There’s a crossover of this crowd with Microsoft and Linux users who think that Apple products are “cool” or “usable” because they’re “pretty.” They prove time and time again that they Don’t Get usability, or why the combination of usability and style (the two are not the same) might make Apple products popular with a certain segment of the population. But because they don’t understand these concepts intuitively, it causes them great distress because they can’t engage with it on their traditional terms: there’s simply an axis of “cool” that they can’t argue against.

So they harp on everything else, whether it is really important or not, and then they mention the price, as if Apple’s position as the not-Wal-mart is surprising to anybody who has paid attention to them since the introduction of the Macintosh, 25 years ago. Hey guys: it’s been a quarter-century, isn’t it time to admit you just can’t afford them?
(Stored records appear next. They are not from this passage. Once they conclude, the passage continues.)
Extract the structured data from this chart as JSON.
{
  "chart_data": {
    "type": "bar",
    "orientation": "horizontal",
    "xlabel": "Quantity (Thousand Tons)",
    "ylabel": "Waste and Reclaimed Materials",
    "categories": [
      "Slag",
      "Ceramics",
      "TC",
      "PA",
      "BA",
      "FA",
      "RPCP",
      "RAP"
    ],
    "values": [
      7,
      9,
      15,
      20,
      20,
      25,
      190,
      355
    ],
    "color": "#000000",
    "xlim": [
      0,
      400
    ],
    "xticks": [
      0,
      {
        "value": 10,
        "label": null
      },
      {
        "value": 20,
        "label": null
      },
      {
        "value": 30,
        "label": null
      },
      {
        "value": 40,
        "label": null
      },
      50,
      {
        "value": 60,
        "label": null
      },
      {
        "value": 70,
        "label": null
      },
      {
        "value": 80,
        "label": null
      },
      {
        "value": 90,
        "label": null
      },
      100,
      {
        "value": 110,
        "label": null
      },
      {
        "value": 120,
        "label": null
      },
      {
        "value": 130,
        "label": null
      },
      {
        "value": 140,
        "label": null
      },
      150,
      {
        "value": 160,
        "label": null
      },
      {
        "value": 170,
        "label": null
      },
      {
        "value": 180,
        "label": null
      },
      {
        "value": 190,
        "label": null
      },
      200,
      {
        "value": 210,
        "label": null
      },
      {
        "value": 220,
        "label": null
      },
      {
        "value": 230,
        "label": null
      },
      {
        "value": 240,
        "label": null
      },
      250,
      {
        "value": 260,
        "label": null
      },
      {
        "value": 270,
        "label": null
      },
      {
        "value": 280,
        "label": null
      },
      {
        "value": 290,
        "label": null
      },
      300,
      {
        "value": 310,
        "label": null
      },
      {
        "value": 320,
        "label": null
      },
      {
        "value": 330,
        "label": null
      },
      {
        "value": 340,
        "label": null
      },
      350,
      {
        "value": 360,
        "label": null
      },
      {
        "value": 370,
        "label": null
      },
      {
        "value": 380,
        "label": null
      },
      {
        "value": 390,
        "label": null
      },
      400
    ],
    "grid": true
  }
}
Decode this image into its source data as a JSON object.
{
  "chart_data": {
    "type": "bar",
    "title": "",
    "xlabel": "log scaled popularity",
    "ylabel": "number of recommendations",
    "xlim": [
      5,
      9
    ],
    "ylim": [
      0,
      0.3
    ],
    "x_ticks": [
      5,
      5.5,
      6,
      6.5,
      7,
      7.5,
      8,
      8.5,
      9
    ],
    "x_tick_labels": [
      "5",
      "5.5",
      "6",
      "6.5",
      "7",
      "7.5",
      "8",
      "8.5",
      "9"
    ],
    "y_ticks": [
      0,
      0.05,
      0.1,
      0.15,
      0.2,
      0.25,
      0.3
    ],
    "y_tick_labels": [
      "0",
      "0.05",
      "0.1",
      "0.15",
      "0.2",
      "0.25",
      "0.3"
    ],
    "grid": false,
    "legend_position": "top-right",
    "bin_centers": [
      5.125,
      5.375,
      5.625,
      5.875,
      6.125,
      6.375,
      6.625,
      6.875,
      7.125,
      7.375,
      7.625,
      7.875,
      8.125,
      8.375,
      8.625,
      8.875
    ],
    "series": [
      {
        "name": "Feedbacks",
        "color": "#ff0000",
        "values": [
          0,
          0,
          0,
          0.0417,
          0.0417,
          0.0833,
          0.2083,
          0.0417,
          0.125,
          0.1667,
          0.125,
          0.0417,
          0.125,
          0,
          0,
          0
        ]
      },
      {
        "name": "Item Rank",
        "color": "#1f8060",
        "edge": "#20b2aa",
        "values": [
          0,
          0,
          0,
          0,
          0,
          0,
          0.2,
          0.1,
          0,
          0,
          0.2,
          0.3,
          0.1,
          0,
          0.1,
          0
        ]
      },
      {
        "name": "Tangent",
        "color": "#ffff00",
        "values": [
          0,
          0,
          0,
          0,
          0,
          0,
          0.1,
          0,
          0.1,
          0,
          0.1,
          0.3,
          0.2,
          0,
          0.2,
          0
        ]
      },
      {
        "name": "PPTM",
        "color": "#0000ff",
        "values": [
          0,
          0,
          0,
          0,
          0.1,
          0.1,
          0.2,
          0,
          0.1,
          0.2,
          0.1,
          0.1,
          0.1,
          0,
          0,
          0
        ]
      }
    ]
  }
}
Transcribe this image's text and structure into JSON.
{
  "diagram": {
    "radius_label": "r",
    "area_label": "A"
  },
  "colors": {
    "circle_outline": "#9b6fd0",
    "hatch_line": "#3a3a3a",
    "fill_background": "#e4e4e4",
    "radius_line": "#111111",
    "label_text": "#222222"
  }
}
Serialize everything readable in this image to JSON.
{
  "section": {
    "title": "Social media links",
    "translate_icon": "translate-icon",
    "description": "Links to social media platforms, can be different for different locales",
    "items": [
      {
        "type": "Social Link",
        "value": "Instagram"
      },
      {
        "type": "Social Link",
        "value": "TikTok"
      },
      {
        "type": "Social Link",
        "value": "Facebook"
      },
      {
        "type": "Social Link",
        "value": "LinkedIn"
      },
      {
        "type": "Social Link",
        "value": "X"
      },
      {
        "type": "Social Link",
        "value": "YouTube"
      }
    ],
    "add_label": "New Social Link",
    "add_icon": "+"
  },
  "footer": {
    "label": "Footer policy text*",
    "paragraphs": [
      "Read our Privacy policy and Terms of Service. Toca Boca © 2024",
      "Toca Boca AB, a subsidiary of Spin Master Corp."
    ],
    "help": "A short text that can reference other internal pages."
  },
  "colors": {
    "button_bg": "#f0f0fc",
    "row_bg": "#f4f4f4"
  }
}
Because at this point price is only an issue if you really want it but are looking for reasons to proclaim those grapes to be sour.

Why Microsoft Applications Never Look Nice

Joel Spolsky, one of the better known ex-Microsoft programmers, writes a single sentence that most displays the incomprehension of design and user experience that seems to typify Microsoft products:

In the case of the iPod, the way beauty is provided happens to be through a clean and simple design, but it doesn’t have to be.

His justification for this is his claim that the Hummer is appealing because of its complexity. No, the Hummer is appealing because it’s huge, and thus a good compensation for insufficient virility. But what design statement it has is that its overall shape is simply a box with a notch cut out of it.

Nobody has come up with beautiful design that isn’t clean and simple–even the Baroque period has lots of filigree, but at the base of that are some very simple figures and they’re arranged with incredible care.

Joel’s psychological block is that he can’t see a distributed benefit in the face of a concentrated harm. He sees the additional sales he would lose if he were to remove a feature. He doesn’t see the benefit to his users who don’t need Feature X of one less option to hunt through to Do What They Want To Do.

Even the iPod has [a] gratuitous Solitaire game.

I’m willing to bet a lot of money that the “gratuitous” Solitaire game had to pass through many, many hoops to make it into the product. It wasn’t one marketing survey that said, “We’ll get X more purchasers if we have a couple of games.” I’ll even bet that it had to be shown that it wouldn’t degrade the experience for someone who Just Cares About Music.

Joel is right that simplicity isn’t just “leaving out features.” It’s work to achieve it, and takes talents that 99.99% of programmers don’t have. But simplicity is important, and is almost always the number one failing of software, which is why I still get questions about how to use Microsoft Office products, more than two decades after those products were first released.